A síntese endógena de LC-PUFAs foi considerada como tendo efeitos causais diretos na
inteligência devido aos potenciais efeitos do DHA e outros ácidos graxos no
desenvolvimento cognitivo [69]. Assumiu-se, ainda, que a amamentação modificaria o
efeito da síntese endógena dos LC-PUFAs na inteligência [77, 78]. De acordo com
resultados do maior estudo já publicado sobre o assunto [77], o efeito dos
polimorfismos genéticos no gene FADS2 é aparente apenas em indivíduos que não
foram amamentados, concordando com a hipótese que a amamentação supre os
requerimentos de LC-PUFAs para um desenvolvimento cognitivo adequado mesmo em
crianças com menor síntese endógena destes ácidos graxos. Porém, outros estudos
encontraram resultados diferentes [78, 80-82], de forma que esta interação é um dos
objetos de estudo deste projeto.
Por fim, assumiu-se que modificações epigenéticas têm efeitos causais tanto em
desfechos em saúde quanto na inteligência. Assim, estas modificações seriam
potenciais mediadores dos efeitos em longo prazo da amamentação, bem como da
estimulação e da posição socioeconômica familiar, e dos determinantes distais destas
variáveis. Apesar do potencial da epigenética na elucidação dos mecanismos biológicos
de fenótipos multifatoriais [35], foram realizados poucos estudos longitudinais
robustos avaliando mecanismos epigenéticos, principalmente em nível de epigenoma
completo.
24
JUSTIFICATIVA
Apesar dos aparentes efeitos em longo prazo da amamentação, seus potenciais
mecanismos biológicos têm sido, até o momento, pouco estudados. A epidemiologia
demonstra que não é obrigatório conhecer tais mecanismos para que uma associação
possa ser considerada como de causa e efeito. Porém, como a maioria das evidências
sobre efeitos da amamentação advém de estudos observacionais, elucidar os
mecanismos biológicos aumenta a plausibilidade biológica dos achados
epidemiológicos.
Conforme mencionado na seção “AMAMENTAÇÃO E EPIGENÉTICA”, mecanismos
epigenéticos vêm sendo propostos como potenciais mediadores de associações entre
exposições na infância e desfechos mais tardios, inclusive com relação aos efeitos da
amamentação [1, 48, 118]. Algumas revisões narrativas sobre o tema sugerem efeitos
epigenéticos da amamentação com base em evidências indiretas (discutido na seção
“AMAMENTAÇÃO E EPIGENÉTICA”). No entanto, nenhuma revisão sistemática da
literatura sobre o assunto foi realizada até o momento, de forma que conclusões mais
sólidas sobre os potenciais efeitos epigenéticos da amamentação não são possíveis.
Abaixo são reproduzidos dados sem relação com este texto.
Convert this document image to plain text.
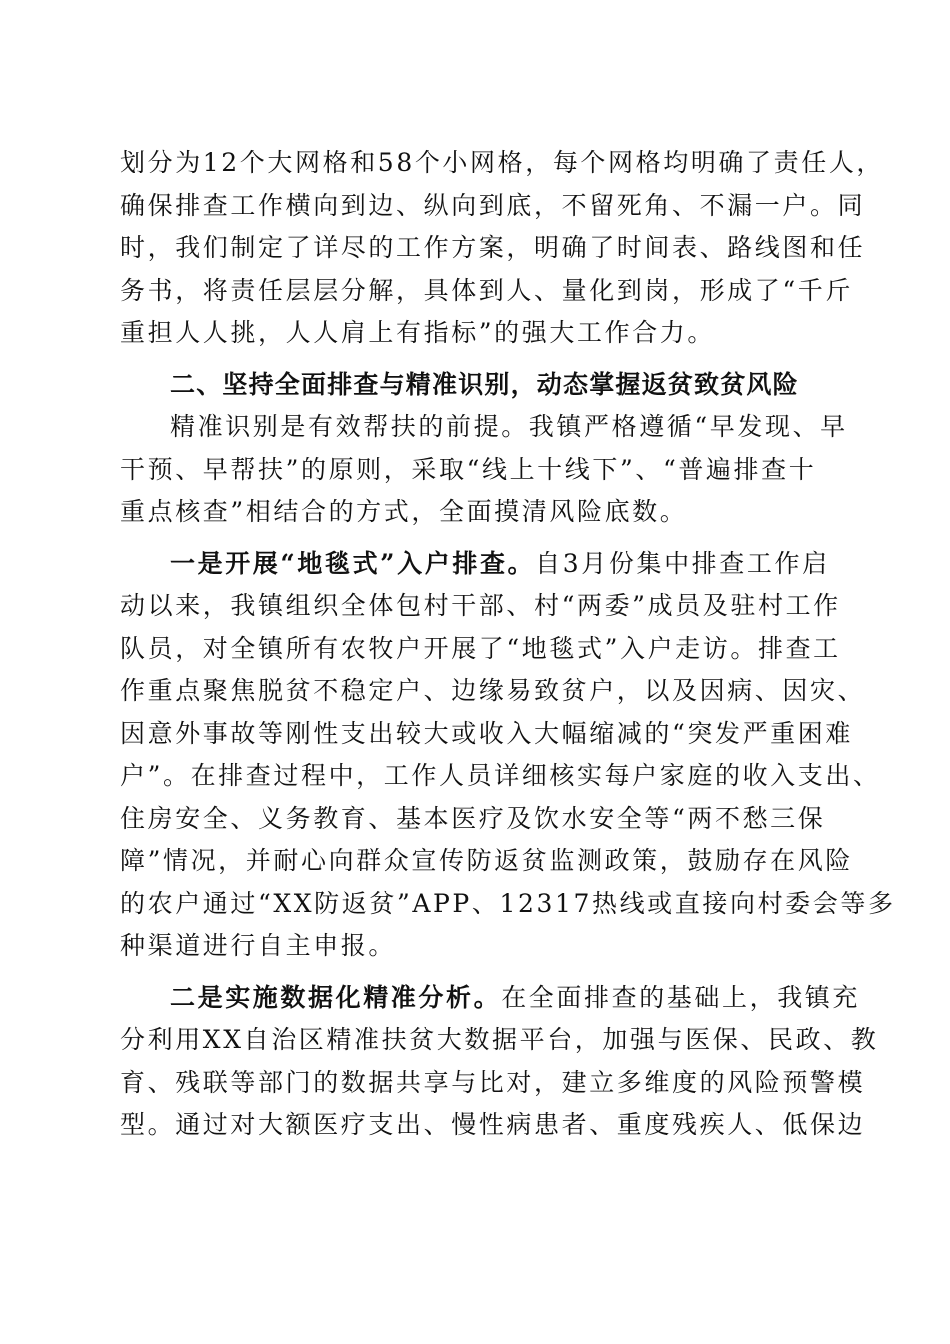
划分为12个大网格和58个小网格，每个网格均明确了责任人，
确保排查工作横向到边、纵向到底，不留死角、不漏一户。同
时，我们制定了详尽的工作方案，明确了时间表、路线图和任
务书，将责任层层分解，具体到人、量化到岗，形成了“千斤
重担人人挑，人人肩上有指标”的强大工作合力。
二、坚持全面排查与精准识别，动态掌握返贫致贫风险
精准识别是有效帮扶的前提。我镇严格遵循“早发现、早
干预、早帮扶”的原则，采取“线上十线下”、“普遍排查十
重点核查”相结合的方式，全面摸清风险底数。
一是开展“地毯式”入户排查。自3月份集中排查工作启
动以来，我镇组织全体包村干部、村“两委”成员及驻村工作
队员，对全镇所有农牧户开展了“地毯式”入户走访。排查工
作重点聚焦脱贫不稳定户、边缘易致贫户，以及因病、因灾、
因意外事故等刚性支出较大或收入大幅缩减的“突发严重困难
户”。在排查过程中，工作人员详细核实每户家庭的收入支出、
住房安全、义务教育、基本医疗及饮水安全等“两不愁三保
障”情况，并耐心向群众宣传防返贫监测政策，鼓励存在风险
的农户通过“XX防返贫”APP、12317热线或直接向村委会等多
种渠道进行自主申报。
二是实施数据化精准分析。在全面排查的基础上，我镇充
分利用XX自治区精准扶贫大数据平台，加强与医保、民政、教
育、残联等部门的数据共享与比对，建立多维度的风险预警模
型。通过对大额医疗支出、慢性病患者、重度残疾人、低保边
Esta constatação cria a oportunidade de realizar uma revisão sistemática sobre o tema
(Artigo 1).
Ainda dentro da epidemiologia epigenética, estudos amplos de associação do
epigenoma (EWAS: Epigenome-wide association study) [119] constituiriam uma
alternativa para avaliar a associação entre amamentação e vários fatores epigenéticos
simultaneamente. Tais estudos podem fornecer evidências sobre uma ampla
variedade de possíveis efeitos epigenéticos, os quais poderiam ser confirmados
através de estudos de replicação e em estudos que utilizem estratégias mais robustas
de inferência causal. Tais achados podem, ainda, gerar hipóteses sobre efeitos da
amamentação em desfechos até agora não estudados. Estas análises formarão o
segundo artigo a ser proposto.
A identificação de componentes do leite materno responsáveis por determinados
benefícios da amamentação favoreceria a elaboração de fórmulas que o substituam de
forma mais adequada. Tal substituição é necessária, por exemplo, quando a
25
amamentação não é possível devido a questões biológicas e inexistem na comunidade
bancos de leite humano. No entanto, a simples adição de componentes nutricionais
presentes no leite materno não necessariamente mimetiza seus efeitos biológicos
[120], pois os benefícios do leite humano resultam de um complexo equilíbrio entre
seus vários componentes [1].
Um exemplo é a adição de LC-PUFAs a fórmulas industrializadas, devido ao papel
creditado a estes nutrientes na associação entre amamentação e desenvolvimento do
sistema nervoso [120, 121]. No entanto, tem sido postulado que a adição de LC-PUFAs
não beneficia a todas as crianças. Estudos de interação entre variantes genéticas no
gene FADS2 e amamentação, tendo QI como desfecho, têm apresentado resultados
inconsistentes, conforme descrito na seção “AMAMENTAÇÃO, INTELIGÊNCIA E FADS2”.
Tal inconsistência reforça a importância da replicação de estudos já publicados para se
obter evidências mais robustas [122].
Conclusões mais robustas acerca desta interação podem ser obtidas pela combinação
de resultados de diferentes estudos, o que ampliaria o tamanho de amostra total e
reduziria a probabilidade de achados devidos ao acaso. A questão do poder estatístico
é especialmente importante em análises de interação, as quais requerem amostras
muito grandes. Análises de novo seguindo um plano de análise determinado a priori
seriam de grande valia tanto para harmonizar os estudos (minimizando a diluição das
estimativas de efeito) quanto para diminuir a possibilidade de que associações
detectadas em análises exploratórias não-planejadas sejam publicadas como se
tivessem sido definidas a priori. Estas análises consistirão no terceiro artigo da tese.
26
OBJETIVOS
Objetivo geral
Investigar possíveis mecanismos biológicos dos efeitos em longo prazo da
amamentação.
Objetivos específicos
1) Fazer uma revisão sistemática da literatura sobre os efeitos epigenéticos da
amamentação.
2) Avaliar a associação entre amamentação e mais de 450 mil sítios de metilação ao
longo do genoma, e determinar se estas associações mantém ao longo do tempo.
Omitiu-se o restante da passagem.